Gedifew Gebrie Muchie and Abebe D

Determining the extent and degree of germ plasm diversity and genetic relationships among breeding materials is an important aid in crop improvement research strategies with an understanding that genetic variability is the base for crop improvement providing an opportunity for plant breeders to develop new and improved cultivars with desirable traits and it is a key to reliable and sustainable production of crops through breeding. It has been also confirmed that measuring the available genetic diversity of crops is important for effective evaluation and utilization of germ plasms to explore their variability so as to identify necessary agronomic traits. For eradicating the problem of rice production, the national rice breeding and genetics research program of the country is introducing and evaluating different rice germ plasms for their environmental adaptability and agronomic performance with increasing the crops’ genetic diversity. Likely, 100 upland rice genotypes were introduced and evaluated with 3 nationally released upland rice varieties as standard checks using an augmented-RCBD experimental design so as to assess and determine the extent and pattern of their genetic variability using cluster analysis bringing them into similar groups based on their important agronomic traits. Each genotype was planted on a plot area of 2.5 m2 involving 4 rows per plot with 0.25m spacing between each row. The seeds were drilled in rows with a seed rate of 60 kgha-1. Nitrogen-phosphorus-sulphur (NPS) and Urea fertilizers were applied in the amount of 124 kg ha-1 and 100 kgha-1 respectively.
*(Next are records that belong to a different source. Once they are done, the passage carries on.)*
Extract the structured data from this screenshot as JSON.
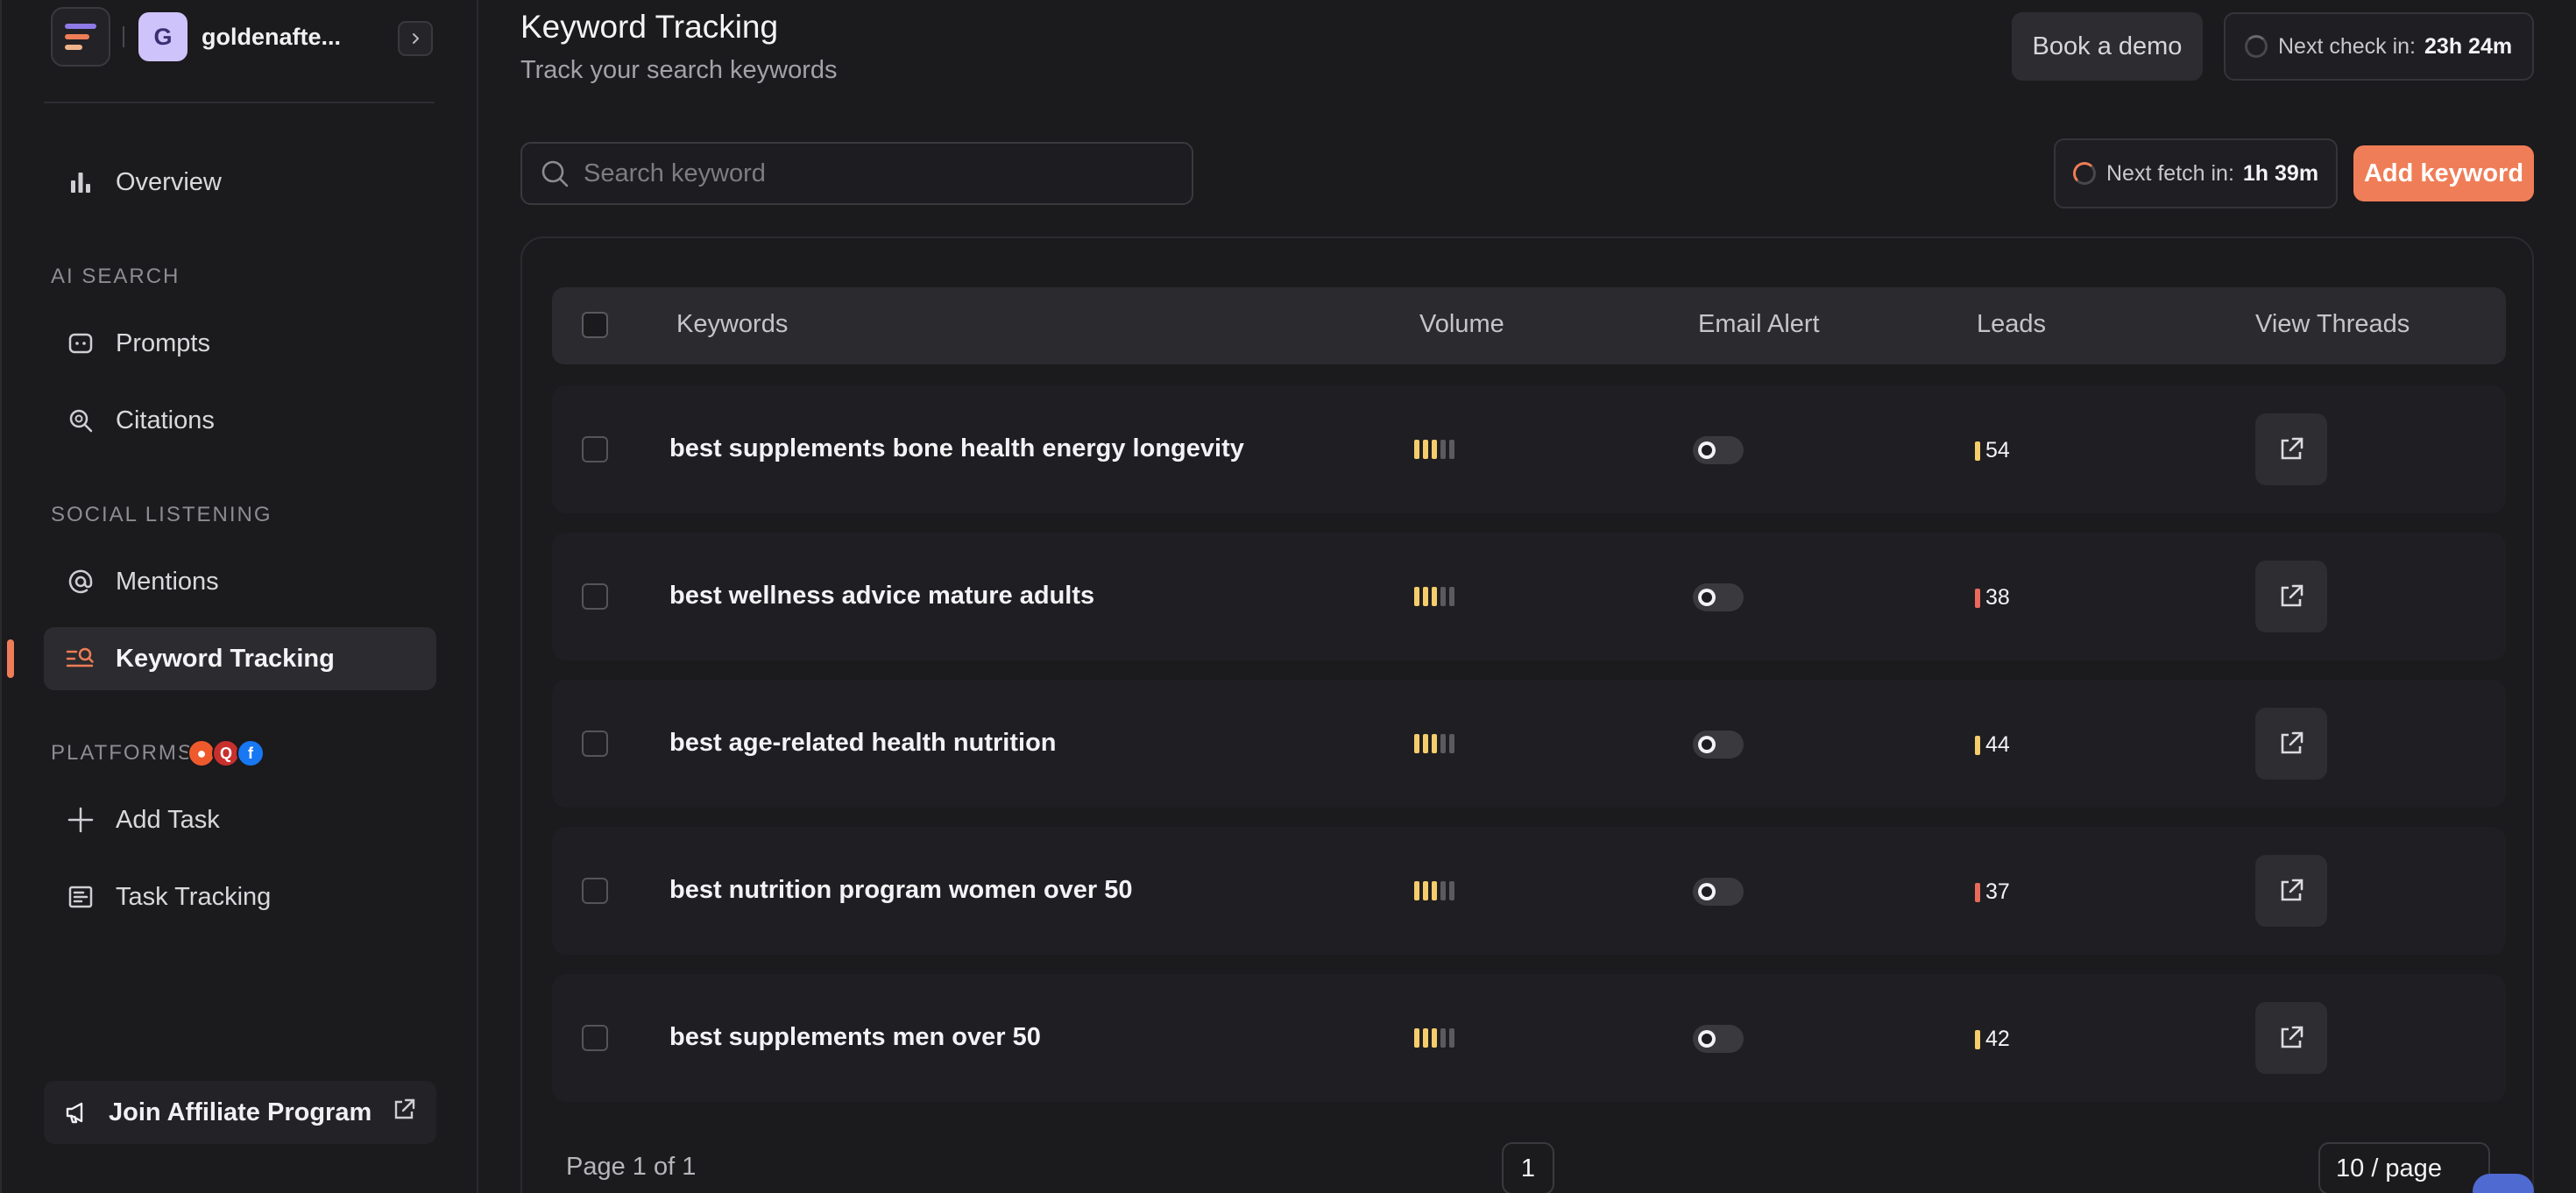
{
  "workspace": {
    "initial": "G",
    "name": "goldenafte..."
  },
  "nav": {
    "overview": "Overview",
    "ai_search_label": "AI SEARCH",
    "prompts": "Prompts",
    "citations": "Citations",
    "social_listening_label": "SOCIAL LISTENING",
    "mentions": "Mentions",
    "keyword_tracking": "Keyword Tracking",
    "platforms_label": "PLATFORMS",
    "add_task": "Add Task",
    "task_tracking": "Task Tracking",
    "affiliate": "Join Affiliate Program"
  },
  "header": {
    "title": "Keyword Tracking",
    "subtitle": "Track your search keywords",
    "book_demo": "Book a demo",
    "next_check_label": "Next check in:",
    "next_check_value": "23h 24m"
  },
  "toolbar": {
    "search_placeholder": "Search keyword",
    "next_fetch_label": "Next fetch in:",
    "next_fetch_value": "1h 39m",
    "add_keyword": "Add keyword"
  },
  "table": {
    "columns": [
      "Keywords",
      "Volume",
      "Email Alert",
      "Leads",
      "View Threads"
    ],
    "rows": [
      {
        "keyword": "best supplements bone health energy longevity",
        "volume_level": 3,
        "email_alert": false,
        "leads": "54",
        "leads_color": "#f5cd6b"
      },
      {
        "keyword": "best wellness advice mature adults",
        "volume_level": 3,
        "email_alert": false,
        "leads": "38",
        "leads_color": "#e9695a"
      },
      {
        "keyword": "best age-related health nutrition",
        "volume_level": 3,
        "email_alert": false,
        "leads": "44",
        "leads_color": "#f5cd6b"
      },
      {
        "keyword": "best nutrition program women over 50",
        "volume_level": 3,
        "email_alert": false,
        "leads": "37",
        "leads_color": "#e9695a"
      },
      {
        "keyword": "best supplements men over 50",
        "volume_level": 3,
        "email_alert": false,
        "leads": "42",
        "leads_color": "#f5cd6b"
      }
    ]
  },
  "pagination": {
    "summary": "Page 1 of 1",
    "current": "1",
    "page_size": "10 / page"
  },
  "colors": {
    "accent": "#ef7d57",
    "volume_on": "#f5cd6b",
    "volume_off": "#5b5a60"
  },
  "icons": {
    "platforms": [
      "reddit-icon",
      "quora-icon",
      "facebook-icon"
    ]
  }
}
The quantitative traits such as days to 50% heading, days to 85% maturity, plant height, panicle length, number of filled grains per a panicle and number of unfilled grains per a panicle, grain yield and 1000 seed weight were measured from 97 genotypes since 6 of the genotypes were not emerged and data were not yet collected from them. The collected quantitative traits were subjected to clustering analysis using XLSTAT 5.03 statistical software so as to determine the extent and pattern of the genetic variability of 97 upland rice genotypes. During clustering analysis, the genotypes were grouped into five clusters with different Euclidian distances confirming the presence of genetic variability among the evaluated upland rice genotypes. The genotype with the highest grain (6298 kgha-1) yield was obtained and included under cluster-III.